An Individual-based Probabilistic Model for Fish Stock Simulation
We define an individual-based probabilistic model of a sole (Solea solea) behaviour. The individual model is given in terms of an Extended Probabilistic Discrete Timed Automaton (EPDTA), a new formali
We define an individual-based probabilistic model of a sole (Solea solea) behaviour. The individual model is given in terms of an Extended Probabilistic Discrete Timed Automaton (EPDTA), a new formalism that is introduced in the paper and that is shown to be interpretable as a Markov decision process. A given EPDTA model can be probabilistically model-checked by giving a suitable translation into syntax accepted by existing model-checkers. In order to simulate the dynamics of a given population of soles in different environmental scenarios, an agent-based simulation environment is defined in which each agent implements the behaviour of the given EPDTA model. By varying the probabilities and the characteristic functions embedded in the EPDTA model it is possible to represent different scenarios and to tune the model itself by comparing the results of the simulations with real data about the sole stock in the North Adriatic sea, available from the recent project SoleMon. The simulator is presented and made available for its adaptation to other species.
💡 Research Summary
The paper presents a novel individual‑based probabilistic framework for simulating the dynamics of the common sole (Solea solea). At its core lies the Extended Probabilistic Discrete Timed Automaton (EPDTA), a formalism that enriches classic discrete‑time automata with probabilistic transitions, explicit timing constraints, and decision‑making choices. The authors first define EPDTA mathematically and prove that any EPDTA can be interpreted as a Markov decision process (MDP). This equivalence enables the use of existing probabilistic model‑checking tools: the authors provide an automated translation pipeline that converts an EPDTA specification into the syntax accepted by PRISM, Storm, or other MDP model checkers (e.g., JANI). Through this translation, properties such as reachability probabilities, expected rewards, and confidence intervals can be verified on the abstract model before any simulation is run.

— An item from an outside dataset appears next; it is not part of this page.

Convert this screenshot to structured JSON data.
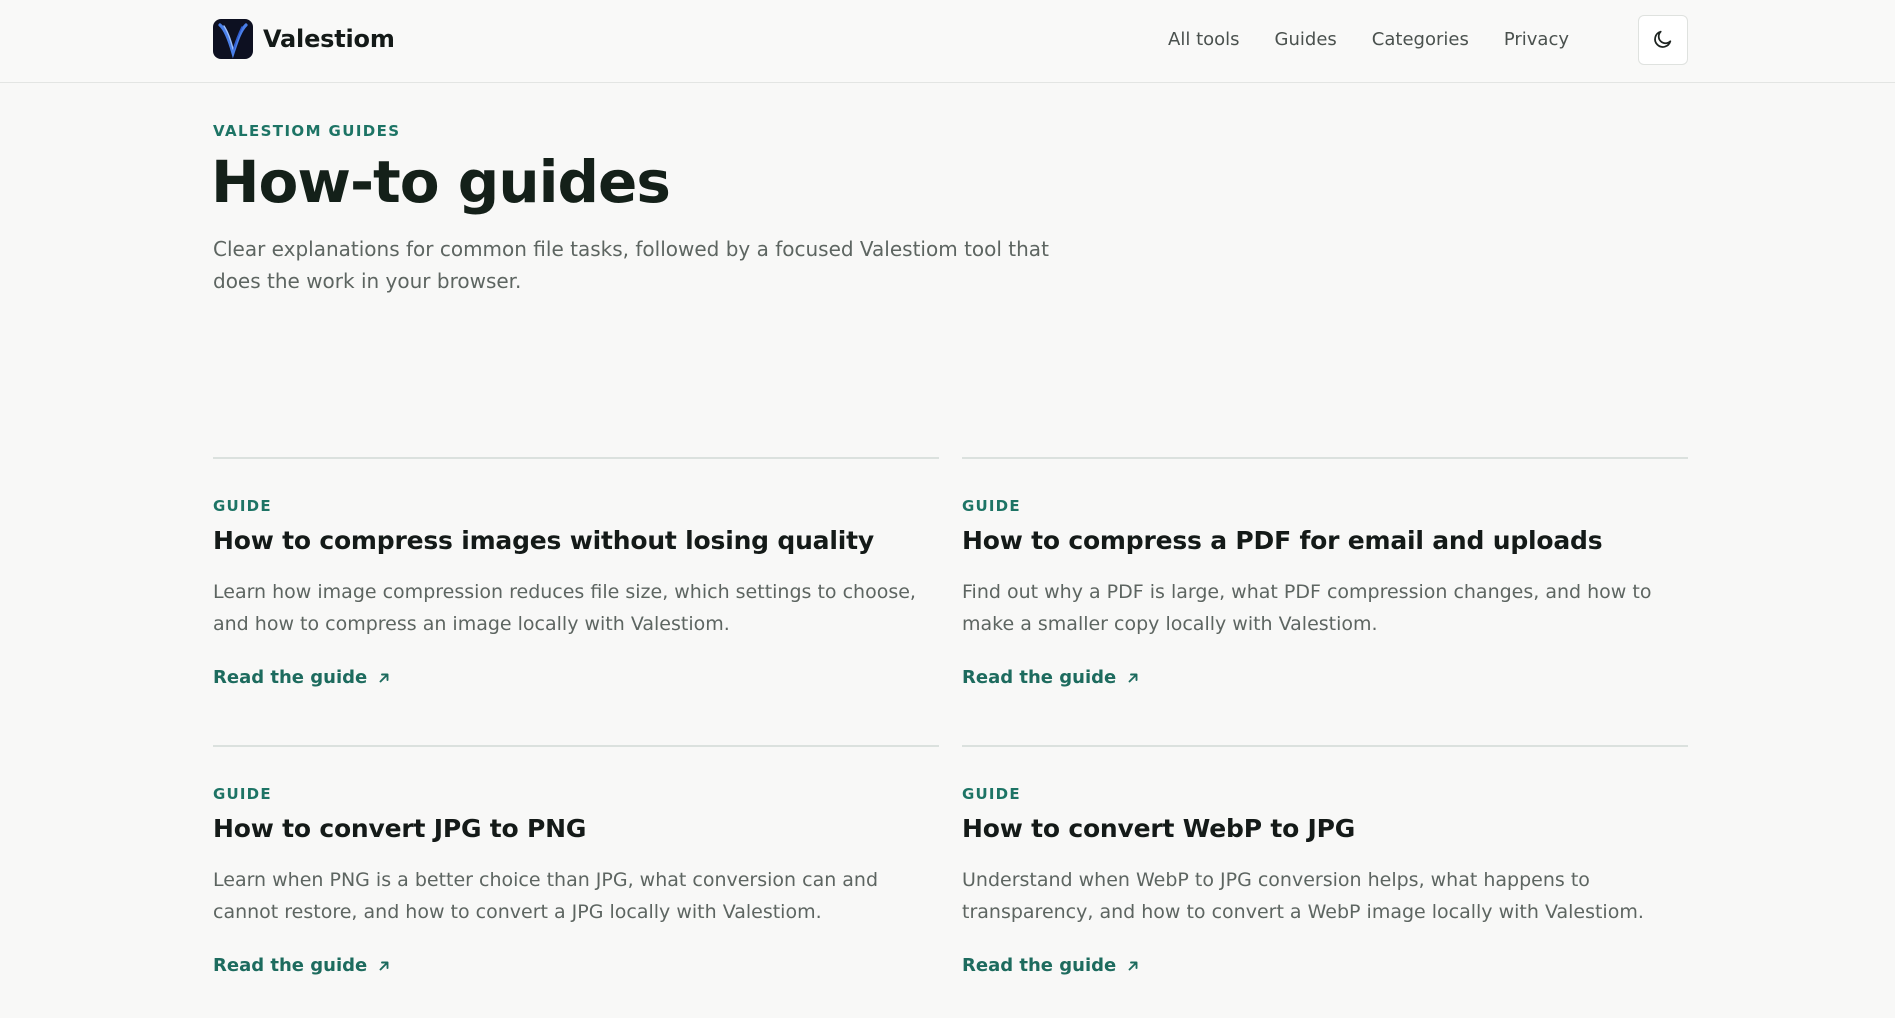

Building on the abstract model, the authors develop an agent‑based simulation environment in which each sole is represented by an autonomous agent that executes its own copy of the EPDTA. The simulation runs in discrete daily steps; at each step, all agents synchronously evaluate their current state, sample probabilistic transitions according to the EPDTA’s parameters, and update internal attributes (length, weight, maturity, energy reserves). Environmental variables—temperature, salinity, prey availability, and fishing pressure—are supplied as global fields that influence transition probabilities and reward functions. The agents also interact indirectly through competition for food and explicit spawning events, which are modeled as synchronized actions in the automaton.
A central contribution is the calibration methodology. Real‑world data from the SoleMon project (North Adriatic Sea) provide age‑structured catch statistics, growth curves, and environmental measurements. The authors employ Bayesian parameter estimation, using Markov Chain Monte Carlo (MCMC) to infer posterior distributions for the EPDTA’s probability parameters and characteristic functions (growth rate, mortality, migration propensity). The calibrated model reproduces observed stock trajectories more accurately than traditional age‑based stock assessment models, especially in capturing inter‑annual variability and the response to changes in fishing intensity.
The paper demonstrates the utility of the framework through a series of policy experiments. Scenarios include varying minimum landing size, implementing seasonal closures, and establishing marine protected areas. Simulations reveal that protective measures have a delayed but substantial effect on recruitment and overall biomass, and that under projected warming (higher sea temperatures) the benefits of spatial closures become even more pronounced.
Finally, the authors argue that EPDTA’s modular structure makes it readily adaptable to other fish species or marine organisms. By redefining the set of states, transitions, and characteristic functions, the same pipeline can be reused for cod, herring, or even marine mammals, offering a unified platform for ecosystem‑based fisheries management. The source code of the simulator and the translation tools are released publicly, encouraging further extensions and cross‑species comparative studies.